You can't go more than 10 miles in PA without roadwork.


anthroguy101 said:


> PA's road system is like the worst in the country.  They make one stupid decision after another.


Don't remind me. The twisting and winding hills don't make things any better...


----------



## HotRodLincoln (Apr 16, 2010)

I've met people from practically every state, and everybody seems to love their state
I LOVE VIRGINIA
I LOVE TEXAS
until I get to Delaware, which up until this thread, people from DE seem to not care about their state
then there are people like me
I HATE NJ
should be split into 2 states, North Jersey and South Jersey


----------



## EchoSwiftpaws (Apr 16, 2010)

HotRodLincoln said:


> Delaware only sucks to drive in (can barely see the road lines) and is better than Jersey
> 
> I'd might show up depending on where in DE and when



We'd most likely use the Newark Free Library as a rendezvous point, then I was thinking we could head toward the George Wilson Center park, which is near Main Street, or maybe just hang out around Main Street itself. There are lots of interesting stores in the area, my favorite of which would be Days of Knights. They sell tons of tabletop rpg stuff, as well as other gaming stuff.  
When this meet would be, I'm not quite sure yet. I want to make it a good time for anyone who might be interested, so I'll have to check my work schedule and see when I have off next. Main Street's stores close around 5 PM on Sundays, but are open a bit later on other days, so I'm thinking on a Saturday during the day.


----------



## xcliber (Apr 16, 2010)

Most Saturdays work for me, but not if I get this job I applied for...


----------



## HotRodLincoln (Apr 17, 2010)

my work hours are so screwy, I never know when I'm working


----------



## thunder_lizard (Apr 19, 2010)

Echo: http://thefurststate.com/forums/index.php

They hold furbowl meets monthly in the Wilmington area, along with various other events (camping, dances, etc). Everyone I've met thus far is mega friendly, and they're always looking to add new members. You'll find me on there under the name Fraxx


----------



## EchoSwiftpaws (Apr 20, 2010)

thunder_lizard said:


> Echo: http://thefurststate.com/forums/index.php
> 
> They hold furbowl meets monthly in the Wilmington area, along with various other events (camping, dances, etc). Everyone I've met thus far is mega friendly, and they're always looking to add new members. You'll find me on there under the name Fraxx



Thanks for the link. ^^ I signed myself up (along with my mate and a friend) to go to this month's furbowl meet. Can barely wait until Saturday now!


----------



## xcliber (Apr 20, 2010)

EchoSwiftpaws said:


> Thanks for the link. ^^ I signed myself up (along with my mate and a friend) to go to this month's furbowl meet. Can barely wait until Saturday now!

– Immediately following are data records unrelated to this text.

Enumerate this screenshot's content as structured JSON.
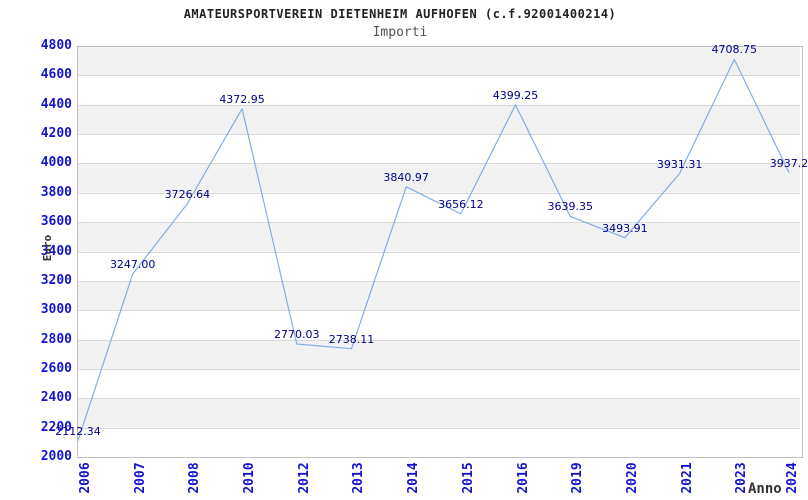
{
  "chart_data": {
    "type": "line",
    "title": "AMATEURSPORTVEREIN DIETENHEIM AUFHOFEN (c.f.92001400214)",
    "subtitle": "Importi",
    "xlabel": "Anno",
    "ylabel": "Euro",
    "categories": [
      "2006",
      "2007",
      "2008",
      "2010",
      "2012",
      "2013",
      "2014",
      "2015",
      "2016",
      "2019",
      "2020",
      "2021",
      "2023",
      "2024"
    ],
    "series": [
      {
        "name": "Importi",
        "values": [
          2112.34,
          3247.0,
          3726.64,
          4372.95,
          2770.03,
          2738.11,
          3840.97,
          3656.12,
          4399.25,
          3639.35,
          3493.91,
          3931.31,
          4708.75,
          3937.2
        ],
        "point_labels": [
          "2112.34",
          "3247.00",
          "3726.64",
          "4372.95",
          "2770.03",
          "2738.11",
          "3840.97",
          "3656.12",
          "4399.25",
          "3639.35",
          "3493.91",
          "3931.31",
          "4708.75",
          "3937.2"
        ]
      }
    ],
    "ylim": [
      2000,
      4800
    ],
    "ytick_step": 200,
    "grid": true,
    "legend": "none",
    "banded_background": true,
    "colors": {
      "line": "#82aee6",
      "point_label": "#00008b",
      "tick_label": "#1414cd",
      "axis_title": "#333333",
      "band": "#f2f2f2",
      "gridline": "#d9d9d9",
      "plot_border": "#c0c0c0",
      "title_text": "#222222",
      "subtitle_text": "#555555",
      "background": "#ffffff"
    }
  }
}
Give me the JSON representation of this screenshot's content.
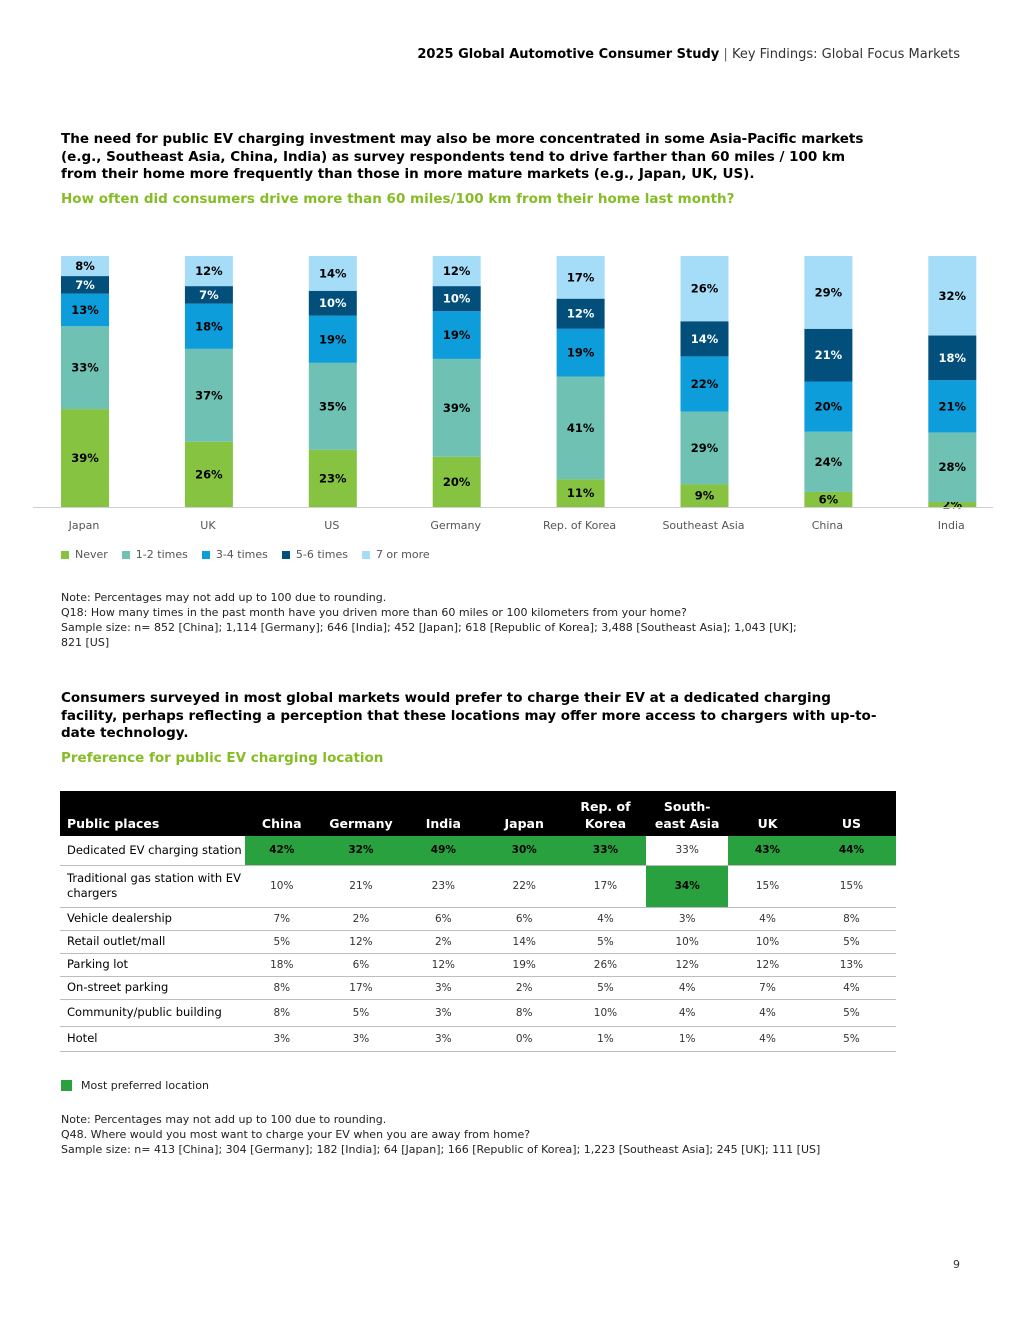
{
  "header": {
    "title": "2025 Global Automotive Consumer Study",
    "separator": "|",
    "subtitle": "Key Findings: Global Focus Markets"
  },
  "section1": {
    "title": "The need for public EV charging investment may also be more concentrated in some Asia-Pacific markets (e.g., Southeast Asia, China, India) as survey respondents tend to drive farther than 60 miles / 100 km from their home more frequently than those in more mature markets (e.g., Japan, UK, US).",
    "question": "How often did consumers drive more than 60 miles/100 km from their home last month?"
  },
  "chart_data": {
    "type": "bar",
    "stacked": true,
    "title": "How often did consumers drive more than 60 miles/100 km from their home last month?",
    "categories": [
      "Japan",
      "UK",
      "US",
      "Germany",
      "Rep. of Korea",
      "Southeast Asia",
      "China",
      "India"
    ],
    "series": [
      {
        "name": "Never",
        "color": "#86c341",
        "values": [
          39,
          26,
          23,
          20,
          11,
          9,
          6,
          2
        ]
      },
      {
        "name": "1-2 times",
        "color": "#6fc2b3",
        "values": [
          33,
          37,
          35,
          39,
          41,
          29,
          24,
          28
        ]
      },
      {
        "name": "3-4 times",
        "color": "#0d9ddb",
        "values": [
          13,
          18,
          19,
          19,
          19,
          22,
          20,
          21
        ]
      },
      {
        "name": "5-6 times",
        "color": "#024f7c",
        "values": [
          7,
          7,
          10,
          10,
          12,
          14,
          21,
          18
        ]
      },
      {
        "name": "7 or more",
        "color": "#a5dcf7",
        "values": [
          8,
          12,
          14,
          12,
          17,
          26,
          29,
          32
        ]
      }
    ],
    "value_suffix": "%",
    "legend_position": "bottom-left"
  },
  "note1": {
    "line1": "Note: Percentages may not add up to 100 due to rounding.",
    "line2": "Q18: How many times in the past month have you driven more than 60 miles or 100 kilometers from your home?",
    "line3": "Sample size: n= 852 [China]; 1,114 [Germany]; 646 [India]; 452 [Japan]; 618 [Republic of Korea]; 3,488 [Southeast Asia]; 1,043 [UK];",
    "line4": "821 [US]"
  },
  "section2": {
    "title": "Consumers surveyed in most global markets would prefer to charge their EV at a dedicated charging facility, perhaps reflecting a perception that these locations may offer more access to chargers with up-to-date technology.",
    "subtitle": "Preference for public EV charging location"
  },
  "table": {
    "corner_label": "Public places",
    "columns": [
      "China",
      "Germany",
      "India",
      "Japan",
      "Rep. of",
      "South-",
      "UK",
      "US"
    ],
    "columns_line2": [
      "",
      "",
      "",
      "",
      "Korea",
      "east Asia",
      "",
      ""
    ],
    "rows": [
      {
        "label": "Dedicated EV charging station",
        "values": [
          "42%",
          "32%",
          "49%",
          "30%",
          "33%",
          "33%",
          "43%",
          "44%"
        ],
        "highlight": [
          true,
          true,
          true,
          true,
          true,
          false,
          true,
          true
        ]
      },
      {
        "label": "Traditional gas station with EV chargers",
        "values": [
          "10%",
          "21%",
          "23%",
          "22%",
          "17%",
          "34%",
          "15%",
          "15%"
        ],
        "highlight": [
          false,
          false,
          false,
          false,
          false,
          true,
          false,
          false
        ]
      },
      {
        "label": "Vehicle dealership",
        "values": [
          "7%",
          "2%",
          "6%",
          "6%",
          "4%",
          "3%",
          "4%",
          "8%"
        ],
        "highlight": [
          false,
          false,
          false,
          false,
          false,
          false,
          false,
          false
        ]
      },
      {
        "label": "Retail outlet/mall",
        "values": [
          "5%",
          "12%",
          "2%",
          "14%",
          "5%",
          "10%",
          "10%",
          "5%"
        ],
        "highlight": [
          false,
          false,
          false,
          false,
          false,
          false,
          false,
          false
        ]
      },
      {
        "label": "Parking lot",
        "values": [
          "18%",
          "6%",
          "12%",
          "19%",
          "26%",
          "12%",
          "12%",
          "13%"
        ],
        "highlight": [
          false,
          false,
          false,
          false,
          false,
          false,
          false,
          false
        ]
      },
      {
        "label": "On-street parking",
        "values": [
          "8%",
          "17%",
          "3%",
          "2%",
          "5%",
          "4%",
          "7%",
          "4%"
        ],
        "highlight": [
          false,
          false,
          false,
          false,
          false,
          false,
          false,
          false
        ]
      },
      {
        "label": "Community/public building",
        "values": [
          "8%",
          "5%",
          "3%",
          "8%",
          "10%",
          "4%",
          "4%",
          "5%"
        ],
        "highlight": [
          false,
          false,
          false,
          false,
          false,
          false,
          false,
          false
        ]
      },
      {
        "label": "Hotel",
        "values": [
          "3%",
          "3%",
          "3%",
          "0%",
          "1%",
          "1%",
          "4%",
          "5%"
        ],
        "highlight": [
          false,
          false,
          false,
          false,
          false,
          false,
          false,
          false
        ]
      }
    ],
    "highlight_color": "#2aa13f",
    "key_label": "Most preferred location"
  },
  "note2": {
    "line1": "Note: Percentages may not add up to 100 due to rounding.",
    "line2": "Q48. Where would you most want to charge your EV when you are away from home?",
    "line3": "Sample size: n= 413 [China]; 304 [Germany]; 182 [India]; 64 [Japan]; 166 [Republic of Korea]; 1,223 [Southeast Asia]; 245 [UK]; 111 [US]"
  },
  "page_number": "9"
}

OMG! I was gonna do that too!! But I don't have the gas right now to get down there.


----------



## EchoSwiftpaws (Apr 22, 2010)

xcliber said:


> OMG! I was gonna do that too!! But I don't have the gas right now to get down there.

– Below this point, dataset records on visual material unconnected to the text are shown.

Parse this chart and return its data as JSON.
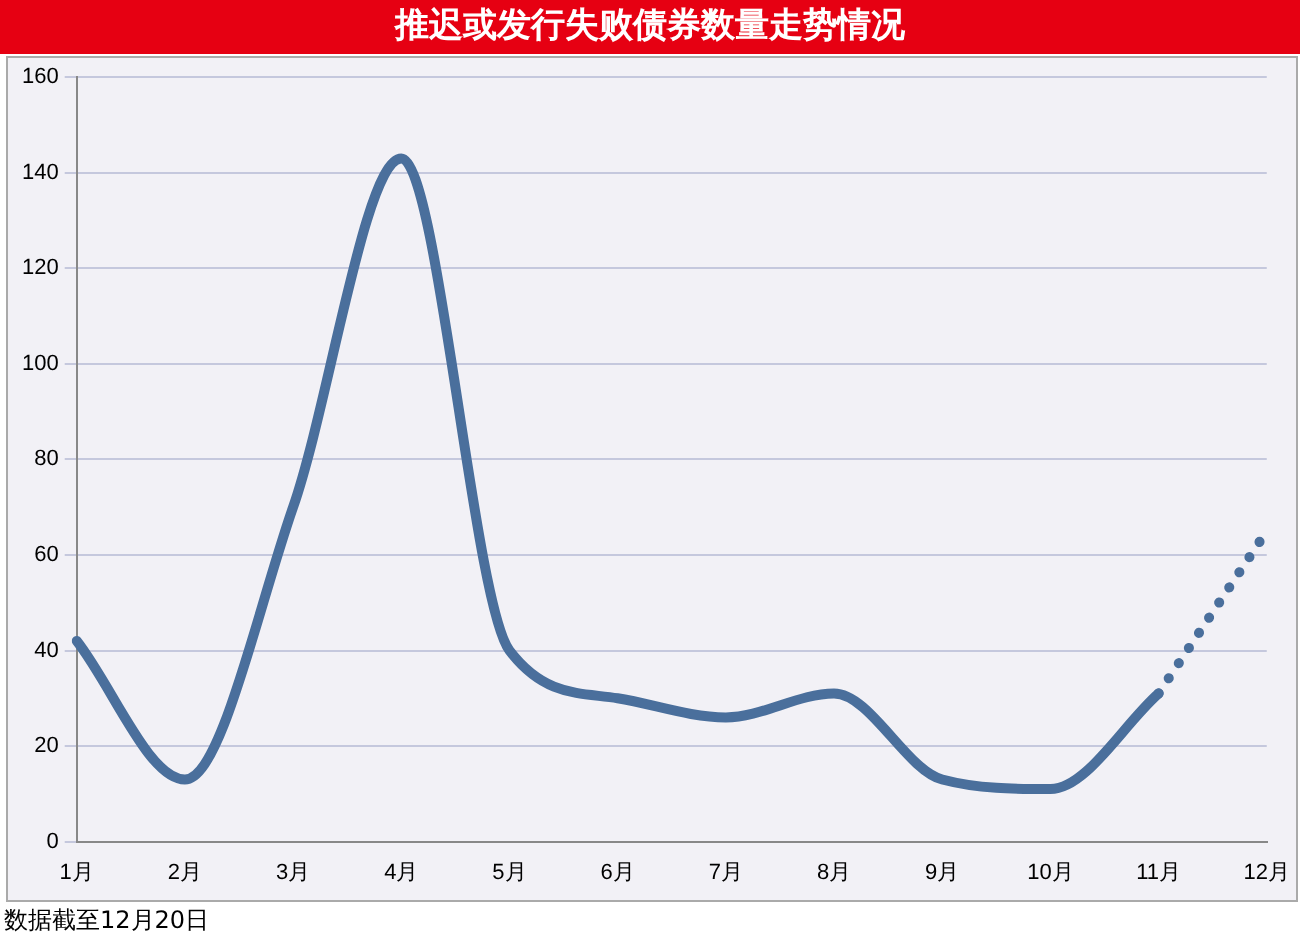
{
  "chart_data": {
    "type": "line",
    "title": "推迟或发行失败债券数量走势情况",
    "categories": [
      "1月",
      "2月",
      "3月",
      "4月",
      "5月",
      "6月",
      "7月",
      "8月",
      "9月",
      "10月",
      "11月",
      "12月"
    ],
    "series": [
      {
        "color": "#4a6f9c",
        "line_style": "solid",
        "values": [
          42,
          13,
          70,
          143,
          40,
          30,
          26,
          31,
          13,
          11,
          31,
          null
        ]
      },
      {
        "color": "#4a6f9c",
        "line_style": "dotted",
        "values": [
          null,
          null,
          null,
          null,
          null,
          null,
          null,
          null,
          null,
          null,
          31,
          65
        ]
      }
    ],
    "ylim": [
      0,
      160
    ],
    "yticks": [
      0,
      20,
      40,
      60,
      80,
      100,
      120,
      140,
      160
    ],
    "grid": "y",
    "legend": false,
    "marker": "none",
    "annotations": [
      "数据截至12月20日"
    ]
  }
}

You've still got tomorrow to get gas in the car.  Or you could get gas on the way. After all, the Furbowl doesn't start till 7 pm-ish.


----------



## xcliber (Apr 22, 2010)

EchoSwiftpaws said:


> You've still got tomorrow to get gas in the car.  Or you could get gas on the way. After all, the Furbowl doesn't start till 7 pm-ish.

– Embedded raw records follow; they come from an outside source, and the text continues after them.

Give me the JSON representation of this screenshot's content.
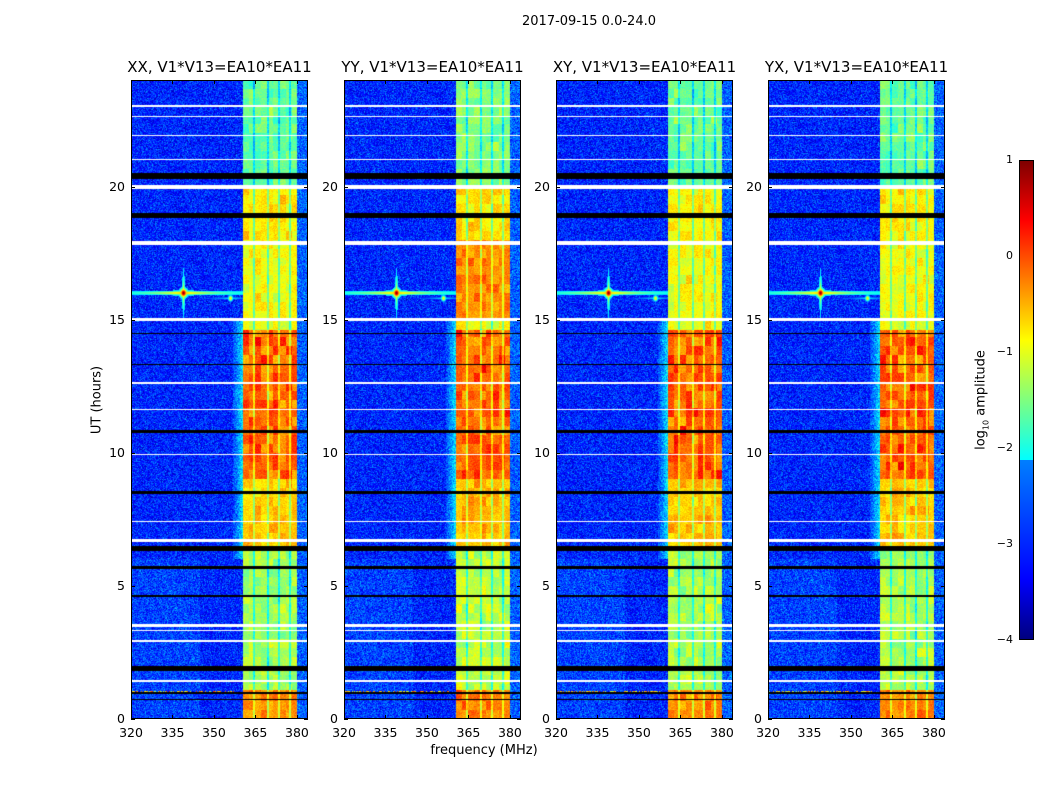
{
  "chart_data": {
    "type": "heatmap",
    "title": "2017-09-15 0.0-24.0",
    "xlabel": "frequency (MHz)",
    "ylabel": "UT (hours)",
    "xlim": [
      320,
      384
    ],
    "ylim": [
      0,
      24
    ],
    "xticks": [
      320,
      335,
      350,
      365,
      380
    ],
    "yticks": [
      0,
      5,
      10,
      15,
      20
    ],
    "colorbar": {
      "label_prefix": "log",
      "label_sub": "10",
      "label_suffix": " amplitude",
      "range": [
        -4,
        1
      ],
      "ticks": [
        1,
        0,
        -1,
        -2,
        -3,
        -4
      ],
      "colormap": "jet"
    },
    "panels": [
      {
        "title": "XX, V1*V13=EA10*EA11",
        "gain": 1.0
      },
      {
        "title": "YY, V1*V13=EA10*EA11",
        "gain": 1.15
      },
      {
        "title": "XY, V1*V13=EA10*EA11",
        "gain": 1.0
      },
      {
        "title": "YX, V1*V13=EA10*EA11",
        "gain": 0.95
      }
    ],
    "background_level": -3.2,
    "band": {
      "freq_range": [
        360.5,
        380
      ],
      "channel_gaps": [
        364.5,
        369.5,
        373.5,
        377.5
      ],
      "levels_by_time": [
        {
          "t": [
            0,
            1.1
          ],
          "value": -0.3
        },
        {
          "t": [
            1.1,
            6.5
          ],
          "value": -1.3
        },
        {
          "t": [
            6.5,
            9.0
          ],
          "value": -0.6
        },
        {
          "t": [
            9.0,
            14.6
          ],
          "value": -0.1
        },
        {
          "t": [
            14.6,
            15.0
          ],
          "value": -1.0
        },
        {
          "t": [
            15.0,
            18.0
          ],
          "value": -0.9
        },
        {
          "t": [
            18.0,
            20.0
          ],
          "value": -0.8
        },
        {
          "t": [
            20.0,
            24.0
          ],
          "value": -1.6
        }
      ]
    },
    "rfi": [
      {
        "freq": 339,
        "time": 16.0,
        "peak": 1.0
      },
      {
        "freq": 356,
        "time": 15.8,
        "peak": -0.8
      }
    ],
    "broadband_rfi_times": [
      1.0,
      8.5
    ],
    "flagged_black": [
      [
        20.3,
        20.5
      ],
      [
        18.8,
        19.0
      ],
      [
        10.75,
        10.85
      ],
      [
        8.45,
        8.55
      ],
      [
        6.3,
        6.5
      ],
      [
        5.65,
        5.75
      ],
      [
        4.6,
        4.65
      ],
      [
        1.8,
        2.0
      ],
      [
        0.95,
        1.02
      ],
      [
        0.7,
        0.75
      ],
      [
        13.3,
        13.35
      ],
      [
        14.45,
        14.5
      ]
    ],
    "flagged_white": [
      [
        19.9,
        20.05
      ],
      [
        17.8,
        17.95
      ],
      [
        14.95,
        15.05
      ],
      [
        6.65,
        6.75
      ],
      [
        3.45,
        3.55
      ],
      [
        3.3,
        3.33
      ],
      [
        2.9,
        2.95
      ],
      [
        21.0,
        21.05
      ],
      [
        21.9,
        21.95
      ],
      [
        22.6,
        22.65
      ],
      [
        23.0,
        23.05
      ],
      [
        12.6,
        12.65
      ],
      [
        11.6,
        11.65
      ],
      [
        9.9,
        9.95
      ],
      [
        7.4,
        7.45
      ],
      [
        1.4,
        1.45
      ]
    ]
  }
}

The problem was whether or not I could afford the gas. 
But I forgot that I got paid today. I RSVP'd.
See ya there! 

Btw, did you join their forums?


----------



## yummynbeefy (Apr 22, 2010)

Fuzzy Alien said:


> So many people hating on the first US state, huh. :3


 
im pretty dam sure virginia was the first us state lol


----------



## xcliber (Apr 22, 2010)

yummynbeefy said:


> im pretty dam sure virginia was the first us state lol


You would be wrong. :|


----------



## TashkentFox (Apr 22, 2010)

yummynbeefy said:


> im pretty dam sure virginia was the first us state lol



Virginia was the first province of British America but not the first state of the United States.


----------



## EchoSwiftpaws (Apr 22, 2010)

xcliber said:


> The problem was whether or not I could afford the gas.
> But I forgot that I got paid today. I RSVP'd.
> See ya there!
> 
> Btw, did you join their forums?



Glad to hear you'll be able to make it. ^^
Didn't join their forums yet, but will be doing so soon as I get around to it.


----------



## xcliber (Apr 22, 2010)

EchoSwiftpaws said:


> Glad to hear you'll be able to make it. ^^
> Didn't join their forums yet, but will be doing so soon as I get around to it.


They're as friendly as Thunder_lizard says. Totally the polar opposite of FAF.


----------